Unless something has changed recently, you do not have to pay for an answer, and I like it that way. The only time you won't get an answer is if no one knows it or your description is unclear.
If your system was open as in air was free to circulate, there can be a corrosion problem from the moisture in that air, but that's why we pump it into a vacuum first to boil the water out. Flushing is more important when the receiver drier comes apart and lets the desiccant circulate. That can plug the expansion valve. Otherwise flushing is not commonly done.
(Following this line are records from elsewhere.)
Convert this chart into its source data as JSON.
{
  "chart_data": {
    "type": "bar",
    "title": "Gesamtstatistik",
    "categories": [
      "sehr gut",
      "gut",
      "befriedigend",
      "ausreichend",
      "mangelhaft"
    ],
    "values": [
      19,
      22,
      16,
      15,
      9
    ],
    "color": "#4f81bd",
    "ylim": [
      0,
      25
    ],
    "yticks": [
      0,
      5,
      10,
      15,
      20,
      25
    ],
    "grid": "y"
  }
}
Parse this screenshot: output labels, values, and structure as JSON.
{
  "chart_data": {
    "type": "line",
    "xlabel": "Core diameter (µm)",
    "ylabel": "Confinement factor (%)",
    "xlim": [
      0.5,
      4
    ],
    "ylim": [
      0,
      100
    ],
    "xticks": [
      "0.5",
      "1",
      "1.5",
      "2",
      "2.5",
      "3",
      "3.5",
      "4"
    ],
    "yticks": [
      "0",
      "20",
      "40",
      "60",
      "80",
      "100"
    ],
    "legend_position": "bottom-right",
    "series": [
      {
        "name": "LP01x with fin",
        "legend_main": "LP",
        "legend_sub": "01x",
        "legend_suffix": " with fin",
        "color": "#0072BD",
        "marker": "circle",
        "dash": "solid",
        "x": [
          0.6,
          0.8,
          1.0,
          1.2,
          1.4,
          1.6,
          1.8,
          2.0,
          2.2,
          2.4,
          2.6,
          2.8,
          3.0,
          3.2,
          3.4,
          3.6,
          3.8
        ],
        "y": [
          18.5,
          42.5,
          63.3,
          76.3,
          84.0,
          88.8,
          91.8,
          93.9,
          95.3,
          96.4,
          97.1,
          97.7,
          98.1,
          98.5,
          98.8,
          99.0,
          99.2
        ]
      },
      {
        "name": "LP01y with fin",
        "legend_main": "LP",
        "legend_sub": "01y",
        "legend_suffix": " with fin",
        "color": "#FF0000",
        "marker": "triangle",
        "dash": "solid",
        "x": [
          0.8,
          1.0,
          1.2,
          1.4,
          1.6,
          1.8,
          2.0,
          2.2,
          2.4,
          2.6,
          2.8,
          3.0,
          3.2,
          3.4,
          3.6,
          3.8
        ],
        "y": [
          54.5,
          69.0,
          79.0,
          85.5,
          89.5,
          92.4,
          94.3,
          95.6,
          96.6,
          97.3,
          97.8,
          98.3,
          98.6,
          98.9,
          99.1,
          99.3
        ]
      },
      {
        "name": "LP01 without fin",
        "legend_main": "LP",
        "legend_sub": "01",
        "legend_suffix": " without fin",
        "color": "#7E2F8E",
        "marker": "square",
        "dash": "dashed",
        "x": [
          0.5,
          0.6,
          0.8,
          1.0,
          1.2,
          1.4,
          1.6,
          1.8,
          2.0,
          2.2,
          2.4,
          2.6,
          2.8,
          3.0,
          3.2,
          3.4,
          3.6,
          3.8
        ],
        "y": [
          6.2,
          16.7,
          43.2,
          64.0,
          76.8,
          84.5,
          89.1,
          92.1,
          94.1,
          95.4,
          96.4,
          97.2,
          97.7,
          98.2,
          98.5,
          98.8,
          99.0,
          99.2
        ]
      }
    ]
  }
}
The important thing when retrofitting is to get the old oil out. When we first started doing these, we were told we needed different hoses with nylon liners because the R134 molecules were smaller and could leak out easier. The compressor had to be replaced because we needed higher pressures to get the needed efficiency. The new hoses could handle those pressures. Nothing was said about the condenser handling those higher pressures. Eventually we figured out all those new parts weren't needed. When I retrofitted my '88 Grand Caravan, all I did was unbolt the compressor so I could turn it over to drain the oil, and screwed on the adapter ports, evacuated the system and filled it up. We no longer replace hoses or compressors. System efficiency isn't a problem because it still goes by temperature in the evaporator, not pressure. If the temperature isn't low enough, the expansion valve just lets more refrigerant in. I didn't even worry about the residual oil in the rear evaporator and hoses. I just filled the compressor with the new oil and let 'er rip. Worked very nicely.